Git log spelunker

(A proposal)

Below is a graph of git activity on a fairly large project. Does it look intimidating to you? It does to me, despite using git every day for years.

The problem is that these graphs just show everything. Traversing this graph is like using Google Maps at maximum zoom to plan a trip across Europe. There is no concept of zooming in or out; no distinction between the highways and the dirt tracks.

Instead, I want to pass a set of ‘interesting’ commits to a program and have it show me their topological relationship. Do they point to the same commit? Is one an ancestor commit of the other? Have the branches diverged? If they have diverged, where did they diverge? Given two different commits, there are only a few options:

On the left, the two commits have diverged from a common ancestor. In the center, one commit builds on top of another. On the right, the commits are totally unrelated (a more unusual situation).

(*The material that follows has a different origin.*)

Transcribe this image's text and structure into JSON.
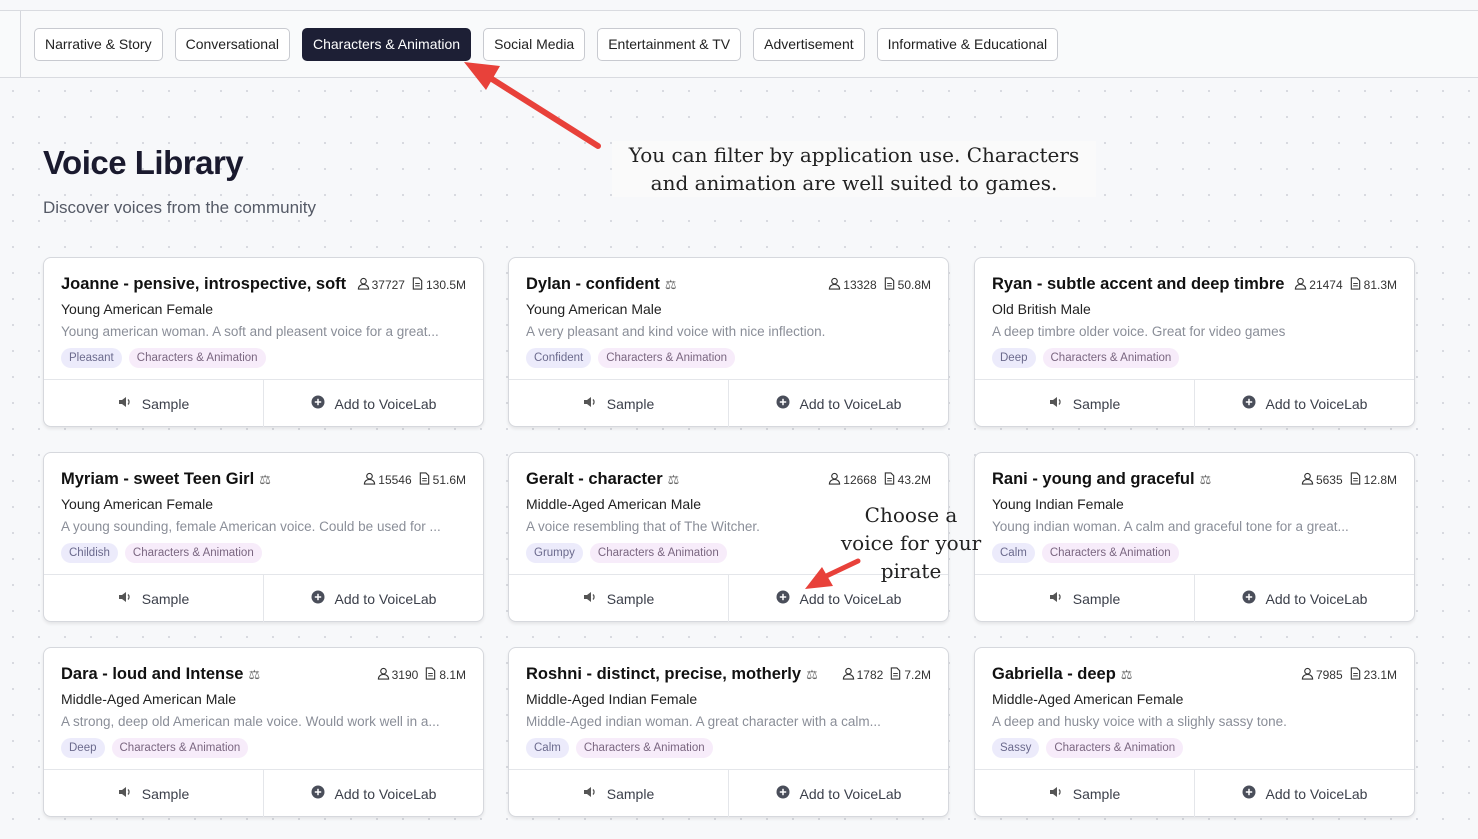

These are 10,000-foot views of your repository. A cloud stands for a set of commits. For example, in the center image, the ancestors of commit 84f include commit ae3 via some unknown commit cloud. It could be a single path or many. It could be via 1 commit or 1,000. The commits in the set could be internally tangled, or in a clean straight line. To begin with, I don’t care about such details — I just care about the high-level topology of the graph.

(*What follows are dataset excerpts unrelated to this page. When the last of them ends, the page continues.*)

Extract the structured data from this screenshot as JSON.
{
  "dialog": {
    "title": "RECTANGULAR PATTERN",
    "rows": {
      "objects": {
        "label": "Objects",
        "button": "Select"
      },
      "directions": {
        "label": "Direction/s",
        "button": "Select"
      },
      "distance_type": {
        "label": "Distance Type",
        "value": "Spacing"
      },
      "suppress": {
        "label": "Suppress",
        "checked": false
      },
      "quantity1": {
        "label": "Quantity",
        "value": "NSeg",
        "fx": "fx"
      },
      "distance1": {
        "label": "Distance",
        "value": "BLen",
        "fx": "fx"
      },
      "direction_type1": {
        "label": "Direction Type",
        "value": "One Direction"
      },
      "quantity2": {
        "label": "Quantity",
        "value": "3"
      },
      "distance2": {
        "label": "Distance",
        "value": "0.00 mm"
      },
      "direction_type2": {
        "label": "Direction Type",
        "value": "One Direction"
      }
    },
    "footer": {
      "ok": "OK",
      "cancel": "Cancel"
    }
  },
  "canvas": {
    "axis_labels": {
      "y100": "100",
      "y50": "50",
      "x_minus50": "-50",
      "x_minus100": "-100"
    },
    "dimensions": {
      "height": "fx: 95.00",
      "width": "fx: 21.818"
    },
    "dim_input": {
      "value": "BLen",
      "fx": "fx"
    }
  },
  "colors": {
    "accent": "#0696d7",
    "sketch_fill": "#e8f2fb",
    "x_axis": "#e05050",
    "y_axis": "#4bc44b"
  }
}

Let’s be a little more precise. We draw an edge from set A to set B iff there exists a commit aA and a commit bB such that b is a parent of a. This means that there are more ways that the central diagram could have been drawn:

The diagram on the left is the most linear; the diagram on the right is more tangled. We get an idea of the important tangles without seeing all the tangles.

Now I have my 10,000-foot view, I want to zoom. I want to zoom in by exposing gradually more structure, or zoom out by hiding details away. This corresponds to adding or removing commits from the set of ‘interesting commits’ which the program is showing us.

There are multiple ways we can expand this set. Let’s say I start with two diverged commits, as in the original diagram on the left. I now want to see where they diverged, which means adding their common merge-base to the diagram:

(Technically, there can be multiple merge-bases. In this example there is just one.)

Another way to zoom is to expose the ‘cloud lining’: the subset of commits at the edges of a cloud. These are the commits that have parents or children in other parts of the diagram. Now we expose the cloud lining between 84f and f33:

Another way to zoom is to expose neighboring commits. Each vertex in the graph has a ‘neighborhood’: the set of commits that are parents or children of commits at that vertex. Let’s expose the neighborhood of f33.

At this point I want to know how large those clouds are. Let’s turn on the commit count:

There are 25 commits in the cloud between ae3 and 372. With other commit viewers, we are forced to look at all 25 commits, but they are often of no interest to us. I think the information-hiding above makes it much easier to see how the graph is structured. (Making the cloud size logarithmic in the number of commits is a nice way to give an impression of the number of commits without being precise about it.)

Enough zooming in — let’s zoom out. One way to do this is to select two adjacent vertices (or select the arrow between them) and collapse the two vertices into one cloud. Let’s select the cloud of 2 commits and the commit 4ee, and collapse them:

Instead of collapsing pairs of vertices, we can select big clumps of vertices and collapse them all at once. Let’s do that:

There is one restriction on what we are allowed to collapse: the resulting graph must be a DAG. For example, we cannot collapse the 25 cloud with the 18,634 cloud, because it would become an ancestor of itself via the 6 cloud:

But we could include the 6 cloud in the selection and collapse all three:

This process of zooming in and out gives us an effective way to navigate through an extremely large graph, in the same way that zooming in Google Maps allows us to travel between villages in different continents without seeing every T-junction along the way.

What’s more, since this tool only exploits the DAG structure of git commits, the same tool would be useful for navigating all other DAG structures. Complex chains of program dependencies are another. Dependency relationships in task management are another. The entire git repository, commits, trees, and blobs, also forms a DAG — what would this tool look like if we included trees and blobs too? Would it help us solve problems? (‘What is the path from this commit to this blob?’)

What do you think? Would a tool like this help you in your day-to-day work with git? If so, I’d be interested in collaborating on it with you!

(Addendum: sorry for the mixed metaphors of ‘spelunking’ and ‘flying’. I couldn’t decide which was better.)